Did they really think only old white men would hear the dogwhistles?
by David Atkins
The political world is still reeling from the stunning revelation that Mitt Romney and his advisers had no idea they were going to lose until the returns came in. It turns out that Romney's push into Pennsylvania was neither desperate nor a bluff. They literally did believe they were expanding the map.
There's much that can be said about this. The first point, of course, is that Romney and Ryan were supposed to be hard-nosed numbers guys if nothing else. That was their entire claim to fame. And they couldn't apparently see the numbers that anyone taking a random look at the poll trackers could tell at a glance. That is very scary, and says a great deal about the conservative bubble of epistemic closure. No longer are the pied pipers leading the deluded flock. The inmates are now running the entire GOP asylum.

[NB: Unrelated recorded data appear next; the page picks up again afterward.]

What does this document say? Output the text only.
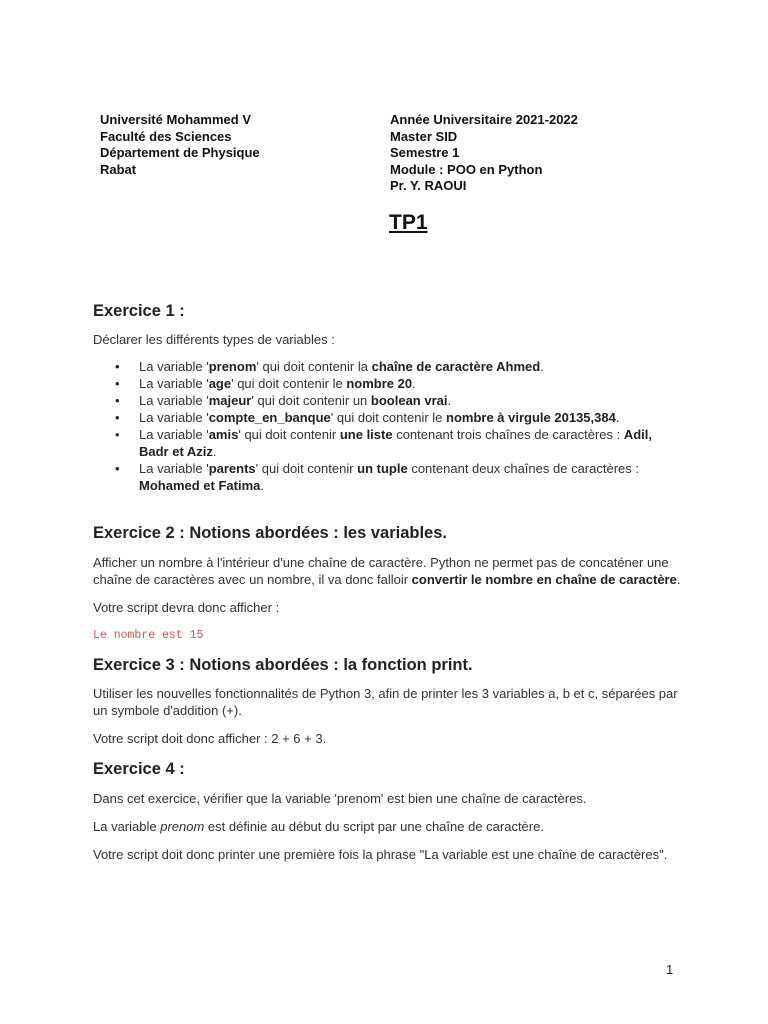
Université Mohammed V
Faculté des Sciences
Département de Physique
Rabat
Année Universitaire 2021-2022
Master SID
Semestre 1
Module : POO en Python
Pr. Y. RAOUI
TP1
Exercice 1 :

Déclarer les différents types de variables :

• La variable 'prenom' qui doit contenir la chaîne de caractère Ahmed.
• La variable 'age' qui doit contenir le nombre 20.
• La variable 'majeur' qui doit contenir un boolean vrai.
• La variable 'compte_en_banque' qui doit contenir le nombre à virgule 20135,384.
• La variable 'amis' qui doit contenir une liste contenant trois chaînes de caractères : Adil, Badr et Aziz.
• La variable 'parents' qui doit contenir un tuple contenant deux chaînes de caractères : Mohamed et Fatima.
Exercice 2 : Notions abordées : les variables.

Afficher un nombre à l'intérieur d'une chaîne de caractère. Python ne permet pas de concaténer une chaîne de caractères avec un nombre, il va donc falloir convertir le nombre en chaîne de caractère.

Votre script devra donc afficher :

Le nombre est 15

Exercice 3 : Notions abordées : la fonction print.

Utiliser les nouvelles fonctionnalités de Python 3, afin de printer les 3 variables a, b et c, séparées par un symbole d'addition (+).

Votre script doit donc afficher : 2 + 6 + 3.

Exercice 4 :

Dans cet exercice, vérifier que la variable 'prenom' est bien une chaîne de caractères.

La variable prenom est définie au début du script par une chaîne de caractère.

Votre script doit donc printer une première fois la phrase "La variable est une chaîne de caractères".

1
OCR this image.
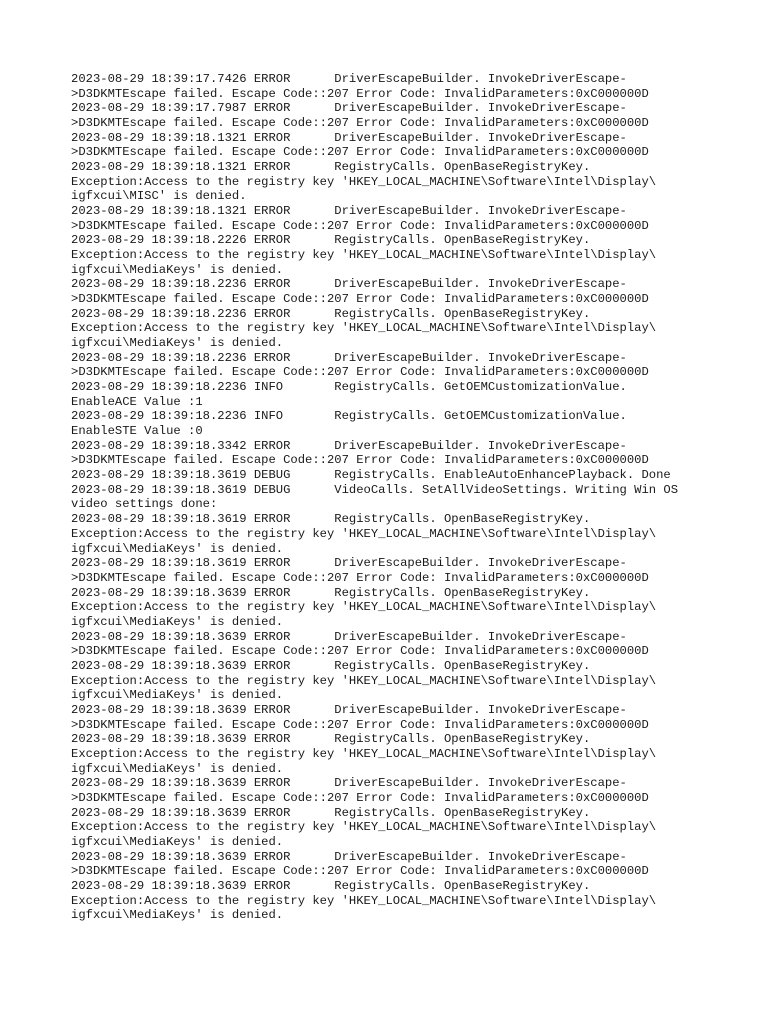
2023-08-29 18:39:17.7426 ERROR      DriverEscapeBuilder. InvokeDriverEscape-
>D3DKMTEscape failed. Escape Code::207 Error Code: InvalidParameters:0xC000000D
2023-08-29 18:39:17.7987 ERROR      DriverEscapeBuilder. InvokeDriverEscape-
>D3DKMTEscape failed. Escape Code::207 Error Code: InvalidParameters:0xC000000D
2023-08-29 18:39:18.1321 ERROR      DriverEscapeBuilder. InvokeDriverEscape-
>D3DKMTEscape failed. Escape Code::207 Error Code: InvalidParameters:0xC000000D
2023-08-29 18:39:18.1321 ERROR      RegistryCalls. OpenBaseRegistryKey.
Exception:Access to the registry key 'HKEY_LOCAL_MACHINE\Software\Intel\Display\
igfxcui\MISC' is denied.
2023-08-29 18:39:18.1321 ERROR      DriverEscapeBuilder. InvokeDriverEscape-
>D3DKMTEscape failed. Escape Code::207 Error Code: InvalidParameters:0xC000000D
2023-08-29 18:39:18.2226 ERROR      RegistryCalls. OpenBaseRegistryKey.
Exception:Access to the registry key 'HKEY_LOCAL_MACHINE\Software\Intel\Display\
igfxcui\MediaKeys' is denied.
2023-08-29 18:39:18.2236 ERROR      DriverEscapeBuilder. InvokeDriverEscape-
>D3DKMTEscape failed. Escape Code::207 Error Code: InvalidParameters:0xC000000D
2023-08-29 18:39:18.2236 ERROR      RegistryCalls. OpenBaseRegistryKey.
Exception:Access to the registry key 'HKEY_LOCAL_MACHINE\Software\Intel\Display\
igfxcui\MediaKeys' is denied.
2023-08-29 18:39:18.2236 ERROR      DriverEscapeBuilder. InvokeDriverEscape-
>D3DKMTEscape failed. Escape Code::207 Error Code: InvalidParameters:0xC000000D
2023-08-29 18:39:18.2236 INFO       RegistryCalls. GetOEMCustomizationValue.
EnableACE Value :1
2023-08-29 18:39:18.2236 INFO       RegistryCalls. GetOEMCustomizationValue.
EnableSTE Value :0
2023-08-29 18:39:18.3342 ERROR      DriverEscapeBuilder. InvokeDriverEscape-
>D3DKMTEscape failed. Escape Code::207 Error Code: InvalidParameters:0xC000000D
2023-08-29 18:39:18.3619 DEBUG      RegistryCalls. EnableAutoEnhancePlayback. Done
2023-08-29 18:39:18.3619 DEBUG      VideoCalls. SetAllVideoSettings. Writing Win OS
video settings done:
2023-08-29 18:39:18.3619 ERROR      RegistryCalls. OpenBaseRegistryKey.
Exception:Access to the registry key 'HKEY_LOCAL_MACHINE\Software\Intel\Display\
igfxcui\MediaKeys' is denied.
2023-08-29 18:39:18.3619 ERROR      DriverEscapeBuilder. InvokeDriverEscape-
>D3DKMTEscape failed. Escape Code::207 Error Code: InvalidParameters:0xC000000D
2023-08-29 18:39:18.3639 ERROR      RegistryCalls. OpenBaseRegistryKey.
Exception:Access to the registry key 'HKEY_LOCAL_MACHINE\Software\Intel\Display\
igfxcui\MediaKeys' is denied.
2023-08-29 18:39:18.3639 ERROR      DriverEscapeBuilder. InvokeDriverEscape-
>D3DKMTEscape failed. Escape Code::207 Error Code: InvalidParameters:0xC000000D
2023-08-29 18:39:18.3639 ERROR      RegistryCalls. OpenBaseRegistryKey.
Exception:Access to the registry key 'HKEY_LOCAL_MACHINE\Software\Intel\Display\
igfxcui\MediaKeys' is denied.
2023-08-29 18:39:18.3639 ERROR      DriverEscapeBuilder. InvokeDriverEscape-
>D3DKMTEscape failed. Escape Code::207 Error Code: InvalidParameters:0xC000000D
2023-08-29 18:39:18.3639 ERROR      RegistryCalls. OpenBaseRegistryKey.
Exception:Access to the registry key 'HKEY_LOCAL_MACHINE\Software\Intel\Display\
igfxcui\MediaKeys' is denied.
2023-08-29 18:39:18.3639 ERROR      DriverEscapeBuilder. InvokeDriverEscape-
>D3DKMTEscape failed. Escape Code::207 Error Code: InvalidParameters:0xC000000D
2023-08-29 18:39:18.3639 ERROR      RegistryCalls. OpenBaseRegistryKey.
Exception:Access to the registry key 'HKEY_LOCAL_MACHINE\Software\Intel\Display\
igfxcui\MediaKeys' is denied.
2023-08-29 18:39:18.3639 ERROR      DriverEscapeBuilder. InvokeDriverEscape-
>D3DKMTEscape failed. Escape Code::207 Error Code: InvalidParameters:0xC000000D
2023-08-29 18:39:18.3639 ERROR      RegistryCalls. OpenBaseRegistryKey.
Exception:Access to the registry key 'HKEY_LOCAL_MACHINE\Software\Intel\Display\
igfxcui\MediaKeys' is denied.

But equally important to note is one reason why they disbelieved the polling that clearly showed they would lose: they thought that youth and minorities would turn out at lower rates than in 2008, despite the growth of both demographic segments in the intervening time. They believed that the 2008 election was a black sheep that could not and would not be replicated:
They misread turnout. They expected it to be between 2004 and 2008 levels, with a plus-2 or plus-3 Democratic electorate, instead of plus-7 as it was in 2008. Their assumptions were wrong on both sides: The president's base turned out and Romney's did not. More African-Americans voted in Ohio, Virginia, North Carolina and Florida than in 2008. And fewer Republicans did: Romney got just over 2 million fewer votes than John McCain.
The question is, why did they believe this?
Despite the craziness of Sarah Palin, it's important to remember that John McCain and most of the GOP establishment didn't go hard after the Nixonland race card in 2008. Sure, there was some of that. But they knew that if they pushed it too hard, it would backfire on them.
In the intervening four years, the Republican message against Obama has been nothing but one long racist tirade.
Muslim. Kenyan. Foreign. Hussein. Doesn't share our values. Not Christian. Wants to cut the work requirement in welfare. Obamaphones. "Holder's People." Black Panthers. "Moochelle Chewbacca Obama." "The White Hut." "Entitlement society." "Makers versus takers." Recovery, not dependency. Parasites.
This:
And this:
Did they think African-Americans wouldn't notice? Did they think only white people could hear those dogwhistles and outright racist primal screams?
Did they think Latinos wouldn't hear the last four years of vitriol thrown at them and their families by Fox News and the fever swamps on the AM dial? That they could celebrate Jan Brewer's and Joe Arpaio's sick sadism and that Latinos would take heed?
Did they think that Asians could be subjected to this hateful nonsense and not know exactly where they stood on the GOP's totem pole?
Did they believe that young people wouldn't notice that Republicans wanted to saddle them with Vouchercare, keep them off them parents' healthcare plans, burden them with massive student loans and spit upon every social value of equality they hold dear?
Did they believe that women would forget that the GOP platform wants to force them to carry their rapists' babies, and insist that they continue to cheated out of 25 cents or more on every dollar in the workplace? Did they believe that they could do this to the amazing Sandra Fluke and that young women wouldn't know exactly what to do about it?
Did they believe that they could reject wholesale every piece of sound science on reproduction, evolution, climate change and economics, use the word "Professor" as an insult during debates, and that educated Americans of all stripes wouldn't react as if their lives and safety depended on it?
Are boardroom and parish Republicans so used to speaking in code to one audience while bamboozling another audience that they thought no one would notice?
Sure, Barack Obama has lost some of the glitz and allure of his 2008 candidacy. The ugliness and realities of politics will do that, and Obama's insistence on compromise above all else hasn't helped.
But did the Republicans really believe that women, youth, minorities, and educated folk wouldn't recognize a visceral threat to our existence when we saw it? That we wouldn't turn out to vote? That we wouldn't do everything in our power to prevent the measures of our lives from being determined by these people?
Apparently so. But they misjudged badly. We're here. We noticed. The dogwhistles didn't go unheard. And we're as determined to stop them as we've ever been.